Zucman sees ominous signs in the rise of the far right—the threat that has preoccupied him since he was a teenager on the streets of Paris. Inequality, he says, paves the way for demagogues. The causes he’s identified for the widening gap in the U.S. are a host of policy changes that started in the 1980s: lower taxes on the wealthy, weaker labor protections, lax antitrust enforcement, runaway education and health-care costs, and a stagnant minimum wage. America’s skyrocketing wealth disparity, he says, reflects that “it’s also the country where the policy changes have been the most extreme.”

Measured in GDP per person or national income per adult, U.S. growth since 1980 is hard to distinguish from the pace in France, Germany, or Japan. Meanwhile, the typical worker was better off abroad. From 1980 to 2014, for example, incomes for the poorest half of Americans barely budged, while the poorest half in France saw a 31% increase. “The pie has not become bigger” in the U.S., Zucman says. “It’s just that a bigger slice is going to the top.”

The actual effect of lower taxes on the rich, he argues, isn’t to stimulate the economy but to further enrich the rich and further incentivize greed.

In his analysis, when the wealthy get tax breaks, they focus less on reinvesting in businesses and more on hiring lobbyists, making campaign donations, and pursuing acquisitions that eliminate competitors. Chief executive officers, for their part, gain additional motivation to boost their own pay. “Once you’ve created a successful business and the wealth is established and you own billions of dollars, then what these people spend their time doing is trying to defend that position,” Zucman says.

Zucman says the response to inequality must be aggressive because wealth is self-reinforcing.
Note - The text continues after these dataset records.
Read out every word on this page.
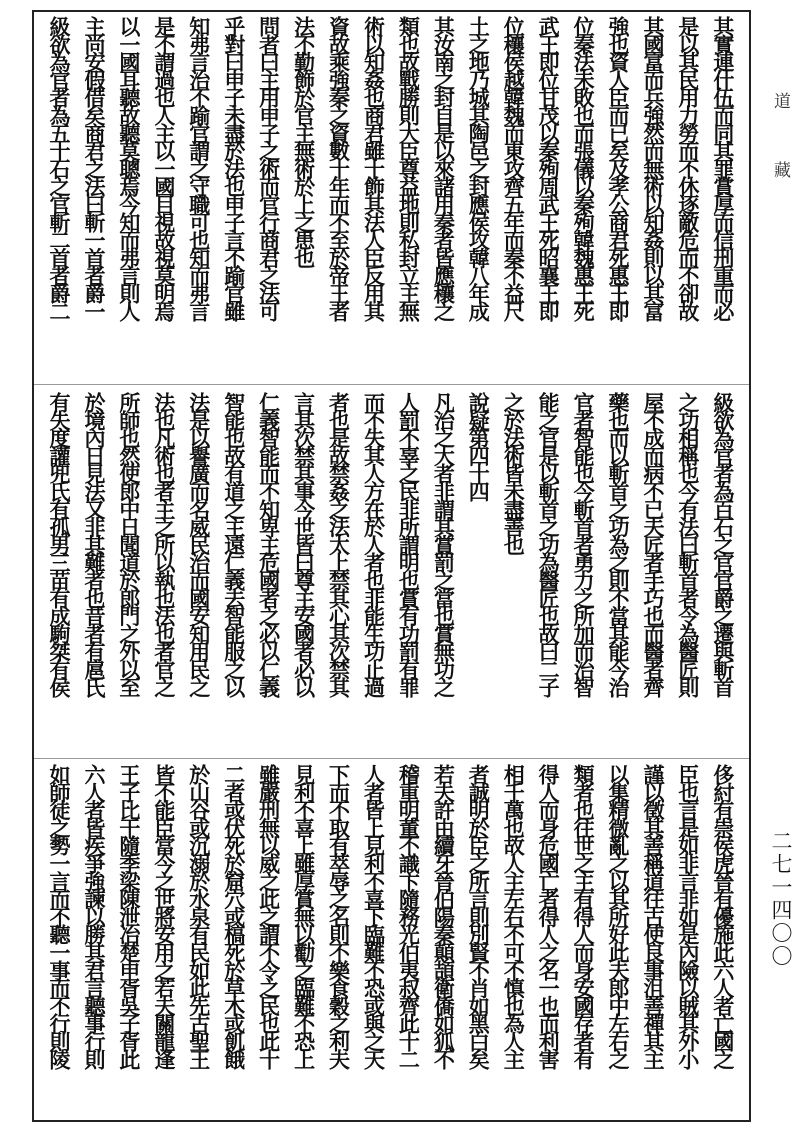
其實連什伍而同其罪賞厚而信刑重而必
是以其民用力勞而不休逐敵危而不卻故
其國富而兵強然而無術以知姦則以其富
強也資人臣而已矣及孝公商君死惠王即
位秦法未敗也而張儀以秦殉韓魏惠王死
武王即位甘茂以秦殉周武王死昭襄王即
位穰侯越韓魏而東攻齊五年而秦不益尺
土之地乃城其陶邑之封應侯攻韓八年成
其汝南之封自是以來諸用秦者皆應穰之
類也故戰勝則大臣尊益地則私封立主無
術以知姦也商君雖十飾其法人臣反用其
資故乘強秦之資數十年而不至於帝王者
法不勤飾於官主無術於上之患也
問者曰主用申子之術而官行商君之法可
乎對曰申子未盡於法也申子言不踰官雖
知弗言治不踰官謂之守職可也知而弗言
是不謂過也人主以一國目視故視莫明焉
以一國耳聽故聽莫聰焉今知而弗言則人
主尚安假借矣商君之法曰斬一首者爵一
級欲為官者為五十石之官斬二首者爵二
級欲為官者為百石之官官爵之遷與斬首
之功相稱也今有法曰斬首者令為醫匠則
屋不成而病不已夫匠者手巧也而醫者齊
藥也而以斬首之功為之則不當其能今治
官者智能也今斬首者勇力之所加而治智
能之官是以斬首之功為醫匠也故曰二子
之於法術皆未盡善也
說疑第四十四
凡治之大者非謂其賞罰之當也賞無功之
人罰不辜之民非所謂明也賞有功罰有罪
而不失其人方在於人者也非能生功止過
者也是故禁姦之法太上禁其心其次禁其
言其次禁其事今世皆曰尊主安國者必以
仁義智能而不知卑主危國者之必以仁義
智能也故有道之主遠仁義去智能服之以
法是以譽廣而名威民治而國安知用民之
法也凡術也者主之所以執也法也者官之
所師也然使郎中日聞道於郎門之外以至
於境內日見法又非其難者也昔者有扈氏
有失度讙兜氏有孤男三苗有成駒桀有侯
侈紂有崇侯虎晉有優施此六人者亡國之
臣也言是如非言非如是內險以賊其外小
謹以徵其善稱道往古使良事沮善禪其主
以集精微亂之以其所好此夫郎中左右之
類者也往世之主有得人而身安國存者有
得人而身危國亡者得人之名一也而利害
相千萬也故人主左右不可不慎也為人主
者誠明於臣之所言則別賢不肖如黑白矣
若夫許由續牙晉伯陽秦顛頡衛僑如狐不
稽重明董不識卞隨務光伯夷叔齊此十二
人者皆上見利不喜下臨難不恐或與之天
下而不取有萃辱之名則不樂食穀之利夫
見利不喜上雖厚賞無以勸之臨難不恐上
雖嚴刑無以威之此之謂不令之民也此十
二者或伏死於窟穴或槁死於草木或飢餓
於山谷或沉溺於水泉有民如此先古聖王
皆不能臣當今之世將安用之若夫關龍逢
王子比干隨季梁陳泄冶楚申胥吳子胥此
六人者皆疾爭強諫以勝其君言聽事行則
如師徒之勢一言而不聽一事而不行則陵
道藏
二七一四〇〇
The rich can always earn more, save more, and then spend more than everyone else to get their way. He considers Trump’s 2017 tax law—which slashed rates on corporations, created a new deduction for business owners, and made the estate tax even easier to avoid—to be a textbook example. After decades of rising inequality and policies favorable to the top 0.1%, the U.S. delivered the rich a boatload of new goodies. “It’s hard not to interpret that as a form of political capture,” Zucman says.

In the slow-growing, hierarchical societies leading up to the 20th century, he said, the most important factor determining your economic prospects was the class into which you were born; from Italy to India, the poor stayed poor and the rich stayed rich. By the mid-20th century, though, the most crucial factor was the country of your birth. In the U.S. and Western Europe, rags-to-riches stories became common, if not routine. Maybe, Zucman warned, the 20th century was an egalitarian anomaly and inherited wealth would again dominate. The question, he said, is “how to have a meritocratic society when so much of wealth comes from the past.”
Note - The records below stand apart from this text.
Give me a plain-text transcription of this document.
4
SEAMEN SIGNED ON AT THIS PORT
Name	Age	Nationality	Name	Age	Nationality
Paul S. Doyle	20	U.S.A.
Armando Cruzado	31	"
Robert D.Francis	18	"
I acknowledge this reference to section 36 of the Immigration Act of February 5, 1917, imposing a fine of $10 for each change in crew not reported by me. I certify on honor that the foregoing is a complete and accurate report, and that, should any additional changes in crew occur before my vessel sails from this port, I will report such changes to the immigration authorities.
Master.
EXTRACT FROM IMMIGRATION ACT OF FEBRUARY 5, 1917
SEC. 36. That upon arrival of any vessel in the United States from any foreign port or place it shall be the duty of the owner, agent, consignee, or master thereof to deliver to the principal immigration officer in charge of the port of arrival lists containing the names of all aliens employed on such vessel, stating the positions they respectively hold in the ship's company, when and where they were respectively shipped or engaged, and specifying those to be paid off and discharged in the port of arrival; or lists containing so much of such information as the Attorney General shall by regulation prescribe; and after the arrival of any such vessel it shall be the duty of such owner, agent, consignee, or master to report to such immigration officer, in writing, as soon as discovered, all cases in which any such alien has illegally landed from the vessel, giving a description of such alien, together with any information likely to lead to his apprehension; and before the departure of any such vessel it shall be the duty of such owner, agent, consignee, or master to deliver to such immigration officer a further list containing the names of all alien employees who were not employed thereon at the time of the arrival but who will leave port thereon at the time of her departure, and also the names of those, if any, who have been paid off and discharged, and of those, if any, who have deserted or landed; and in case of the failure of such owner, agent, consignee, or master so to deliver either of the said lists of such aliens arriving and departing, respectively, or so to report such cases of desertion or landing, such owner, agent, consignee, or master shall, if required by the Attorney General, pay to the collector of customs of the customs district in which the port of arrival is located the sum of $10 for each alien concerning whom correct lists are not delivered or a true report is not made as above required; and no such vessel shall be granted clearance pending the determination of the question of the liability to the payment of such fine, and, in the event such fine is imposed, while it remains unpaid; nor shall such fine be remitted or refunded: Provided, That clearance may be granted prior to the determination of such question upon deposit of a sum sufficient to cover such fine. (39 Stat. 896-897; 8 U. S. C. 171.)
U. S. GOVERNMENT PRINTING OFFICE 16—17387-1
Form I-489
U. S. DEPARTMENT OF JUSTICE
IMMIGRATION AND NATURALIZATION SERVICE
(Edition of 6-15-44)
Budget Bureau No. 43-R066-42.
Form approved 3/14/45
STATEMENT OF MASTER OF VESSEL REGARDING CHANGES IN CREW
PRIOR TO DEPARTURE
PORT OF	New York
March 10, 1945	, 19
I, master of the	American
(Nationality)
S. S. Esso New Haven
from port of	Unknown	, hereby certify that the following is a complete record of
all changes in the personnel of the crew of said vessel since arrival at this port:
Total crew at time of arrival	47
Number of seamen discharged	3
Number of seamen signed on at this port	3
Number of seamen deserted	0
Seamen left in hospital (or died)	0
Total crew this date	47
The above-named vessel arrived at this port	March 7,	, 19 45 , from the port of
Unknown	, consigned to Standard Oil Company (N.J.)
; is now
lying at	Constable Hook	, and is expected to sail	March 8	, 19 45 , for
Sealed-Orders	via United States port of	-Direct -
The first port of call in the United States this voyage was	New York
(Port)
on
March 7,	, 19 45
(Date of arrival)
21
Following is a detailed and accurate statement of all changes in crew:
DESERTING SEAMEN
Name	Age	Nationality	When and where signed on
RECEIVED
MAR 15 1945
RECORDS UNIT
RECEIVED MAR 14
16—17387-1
Zucman has recently produced papers and policy briefs showing that U.S. multinationals shift almost half of their overseas profits to five havens—Ireland, the Netherlands, Singapore, Switzerland, and the Greater Caribbean, which includes Bermuda. “That is a huge problem for the sustainability of globalization,” he says. Countries and territories are engaged in a race to the bottom, Zucman argues, offering ever-lower corporate rates in the fear that companies will shift their profits elsewhere. He proposes to “annihilate” such competition by apportioning profits based on where sales were made.

These ideas might be nonstarters today, but Zucman professes to take the long view. Remember, he points out, that the U.S. Supreme Court ruled the income tax unconstitutional in 1895; it took a constitutional amendment to legalize it in 1913. “There’s a lot of policy innovation ahead of us,” he says.

When Zucman and Saez’s site, www.wealthtaxsimulator.org, went live in March, it sparked some of that hoped-for innovation. One proposal, posted on Twitter by Adam Bonica, a political science professor at Stanford, was for a 100% tax on wealth beyond $500 million. He based it on what he called “Beyoncé’s rule,” which he explains as, “Think of the most talented and hardest-working person you know, and think about how much money they have and how much money they deserve.” Queen Bey, he tweeted, has an estimated net worth in the neighborhood of half a billion dollars. “Let’s have Howard Schultz explain to us why he should be worth more than Beyoncé.”